Terra nos cabelos

A lutar com prendedores e o frio do mundo sobre a roupa torcida, ouvi meu nome. Vinha da rua, de olhos faceiros e língua corrompida a contar que meu neto se metia em problemas com aquela gente portadora da ruindade nativa, da satisfação de interromper. Então, as roupas pingando do varal e o vento no comando, saí correndo portão afora. Escalei a lomba até o inferno com minha gravidade pesada de mulher velha. Chegando lá sobre o descampado, a roda já estava feita.

De fora, olhei para ele perdido em mais uma das armadilhas feitas contra nós. E o choro iniciado em seu primeiro respiro emendava-se agora frente a meus olhos, também no meu peito.

Empurrei um, dois, não sei mais quantos dominados por forças perversas que vibravam na mesma frequência, até chegar no centro da roda. Kito, me reconhecendo, baixou a cabeça. Outros dois de pés descalços se olharam e, feito cachorros acuados, se puseram a ladrar contra ele. O homem grande, suposto em prejuízo, retaguardado por outros da mesma malandragem, deu um passo para a frente quando o silêncio dos dedos apontados se fez.

Pegou meu menino pelos encaracolados como se eu não estivesse ali, como se eu não tivesse pés de cruzar mundo, braços de manter casa em pé. Atordoada, já sem frio no corpo, só com o zás-trás dos olhos dos que só são escolhidos quando se precisa de culpados, pulei e, mesmo não sendo a mãe primeira, tomei-o nas mãos como que recompondo o cordão umbilical e lhe bati.

Bati até doer nos outros, até revirar estômagos, até abrirem a roda e selarem portas e janelas. Bati e gritei até retumbar bem dentro deles o meu pesar, até a história se tornar única, até fazer entrar pelas palmas claras das minhas mãos o meu menino, o mesmo que vi crescer na barriga, o mesmo que embalei desde sempre e mais depois que a mãe se perdeu.

Então, já sem a posse de mim e chinelos, ajoelhada no revirado do chão, de volta ao lugar do meio, ouvi: “Pode levar o menor. Vai na fé. Aqui tá tudo acertado.”

Em silêncio como nos ensinaram, mais fraca do que a própria dor, puxei meu pequeno guerreiro intrêmulo mais pra junto e, fora do mármore, ainda diante das vistas da comunidade, o abracei sofrido e quente e sussurrei-lhe palavras de antigamente, palavras de vida ao espírito. Ardia?

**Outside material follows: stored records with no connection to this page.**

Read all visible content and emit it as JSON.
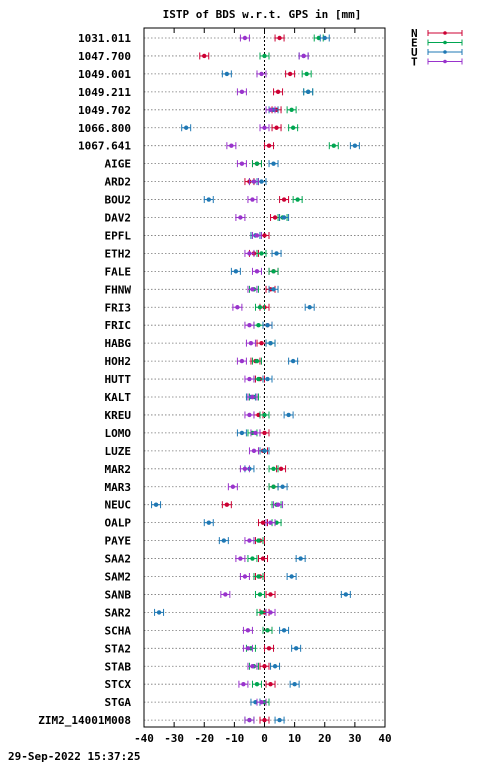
{
  "chart_data": {
    "type": "scatter",
    "title": "ISTP of BDS w.r.t. GPS in [mm]",
    "timestamp": "29-Sep-2022 15:37:25",
    "xlim": [
      -40,
      40
    ],
    "xticks": [
      -40,
      -30,
      -20,
      -10,
      0,
      10,
      20,
      30,
      40
    ],
    "xtick_labels": [
      "-40",
      "-30",
      "-20",
      "-10",
      "0",
      "10",
      "20",
      "30",
      "40"
    ],
    "grid": "horizontal dotted",
    "legend_position": "top-right outside",
    "categories": [
      "1031.011",
      "1047.700",
      "1049.001",
      "1049.211",
      "1049.702",
      "1066.800",
      "1067.641",
      "AIGE",
      "ARD2",
      "BOU2",
      "DAV2",
      "EPFL",
      "ETH2",
      "FALE",
      "FHNW",
      "FRI3",
      "FRIC",
      "HABG",
      "HOH2",
      "HUTT",
      "KALT",
      "KREU",
      "LOMO",
      "LUZE",
      "MAR2",
      "MAR3",
      "NEUC",
      "OALP",
      "PAYE",
      "SAA2",
      "SAM2",
      "SANB",
      "SAR2",
      "SCHA",
      "STA2",
      "STAB",
      "STCX",
      "STGA",
      "ZIM2_14001M008"
    ],
    "series": [
      {
        "name": "N",
        "color": "#cc0033",
        "values": [
          5,
          -20,
          8.5,
          4.5,
          4,
          4,
          1.5,
          -2.5,
          -5,
          6.5,
          3.5,
          0,
          -3.5,
          3,
          2,
          0,
          1,
          -1,
          -3,
          -1.5,
          -4,
          -2,
          0,
          -0.5,
          5.5,
          3,
          -12.5,
          -0.5,
          -1.5,
          -0.5,
          -1.5,
          2,
          0,
          1,
          1.5,
          0,
          2,
          0,
          0
        ],
        "errors": [
          1,
          1,
          1,
          1,
          1,
          1,
          1,
          1,
          1,
          1,
          1,
          1,
          1,
          1,
          1,
          1,
          1,
          1,
          1,
          1,
          1,
          1,
          1,
          1,
          1,
          1,
          1,
          1,
          1,
          1,
          1,
          1,
          1,
          1,
          1,
          1,
          1,
          1,
          1
        ]
      },
      {
        "name": "E",
        "color": "#00a651",
        "values": [
          18,
          0,
          14,
          14.5,
          9,
          9.5,
          23,
          -2.5,
          -3.5,
          11,
          6,
          -3,
          -1,
          3,
          -3.5,
          -1.5,
          -2,
          2,
          -2.5,
          -2,
          -3.5,
          0,
          -4,
          0,
          3,
          3,
          4,
          4,
          -2,
          -4,
          -2,
          -1.5,
          -1,
          1,
          -4.5,
          -3.5,
          -2.5,
          0,
          -5
        ]
      },
      {
        "name": "U",
        "color": "#1f78b4",
        "values": [
          20,
          13,
          -12.5,
          14.5,
          3,
          -26,
          30,
          3,
          -1,
          -18.5,
          6.5,
          -3,
          4,
          -9.5,
          3,
          15,
          1,
          2,
          9.5,
          1,
          -4.5,
          8,
          -7.5,
          0,
          -5,
          6,
          -36,
          -18.5,
          -13.5,
          12,
          9,
          27,
          -35,
          6.5,
          10.5,
          3.5,
          10,
          -3,
          5
        ]
      },
      {
        "name": "T",
        "color": "#9933cc",
        "values": [
          -6.5,
          13,
          -1,
          -7.5,
          2,
          0,
          -11,
          -7.5,
          -3.5,
          -4,
          -8,
          -2.5,
          -5,
          -2.5,
          -4,
          -9,
          -5,
          -4.5,
          -7.5,
          -5,
          -4,
          -5,
          -3,
          -3.5,
          -6.5,
          -10.5,
          4.5,
          2,
          -5,
          -8,
          -6.5,
          -13,
          2,
          -5.5,
          -5.5,
          -4,
          -7,
          -1,
          -5
        ]
      }
    ]
  }
}
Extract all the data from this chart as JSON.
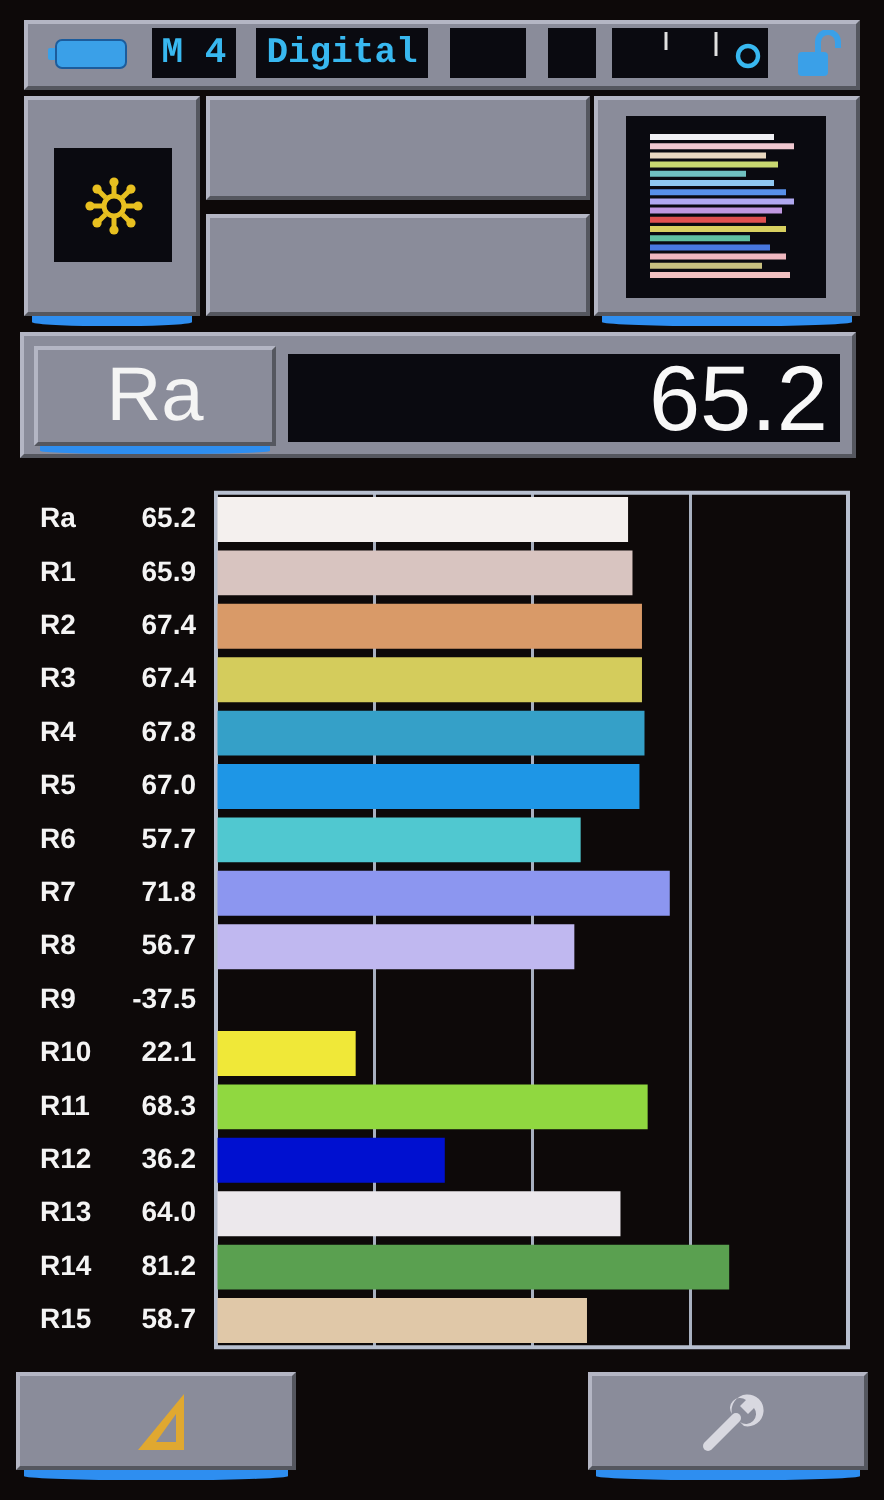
{
  "chart_data": {
    "type": "bar",
    "orientation": "horizontal",
    "categories": [
      "Ra",
      "R1",
      "R2",
      "R3",
      "R4",
      "R5",
      "R6",
      "R7",
      "R8",
      "R9",
      "R10",
      "R11",
      "R12",
      "R13",
      "R14",
      "R15"
    ],
    "values": [
      65.2,
      65.9,
      67.4,
      67.4,
      67.8,
      67.0,
      57.7,
      71.8,
      56.7,
      null,
      22.1,
      68.3,
      36.2,
      64.0,
      81.2,
      58.7
    ],
    "value_labels": [
      "65.2",
      "65.9",
      "67.4",
      "67.4",
      "67.8",
      "67.0",
      "57.7",
      "71.8",
      "56.7",
      "-37.5",
      "22.1",
      "68.3",
      "36.2",
      "64.0",
      "81.2",
      "58.7"
    ],
    "colors": [
      "#f4f0ee",
      "#d8c4c0",
      "#d99a68",
      "#d4cc5c",
      "#35a0c8",
      "#1e96e6",
      "#50c8d0",
      "#8c96f0",
      "#c0b8f0",
      null,
      "#f0e838",
      "#90d840",
      "#0010d0",
      "#ece8ec",
      "#5aa050",
      "#e0c8a8"
    ],
    "xlim": [
      0,
      100
    ],
    "xticks": [
      {
        "value": 0,
        "label": null
      },
      {
        "value": 25,
        "label": null
      },
      {
        "value": 50,
        "label": null
      },
      {
        "value": 75,
        "label": null
      },
      {
        "value": 100,
        "label": null
      }
    ],
    "grid": "x",
    "tick_labels": "y",
    "annotations": [
      "M 4",
      "Digital",
      "Ra",
      "65.2"
    ]
  }
}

Já não sabia se era ele ou eu quem apanhara.

Juntei forças sobre os joelhos esfolados e pus-me de pé.

Com Kito nos braços, o último afluente de meu rio, meu preto sem direito ao céu, mas com terra nos cabelos, desci do calvário em procissão pelas vielas do morro.

Em casa, acendi velas, macerei ervas em ritual de oração. Tratei nossas feridas externas, deitei-o na camarinha e cobri-lhe a cabeça com meu coração em trapos.

Agora o esfriar da raiva me trazia de volta ao território do medo. E se fosse preciso continuar sozinha? Acertou-me o pensamento feito bala perdida. Sem ar, peito ardendo, saí para o pátio e, não sabendo como desturvar o raciocínio, voltei ao tanque.

Batendo roupa como um açoite nas costas, aos poucos fui entoando um canto muito antigo. Meu corpo tentava acalentar a tremedeira dos sentidos, na força daquelas palavras. Uma vontade de chorar sufocada em mim se desprendeu no momento em que me virei e o vi de cabeça erguida na porta do barraco. Lágrimas correram pelo meu rosto, e ainda mais quando senti que em seus olhos não havia culpa.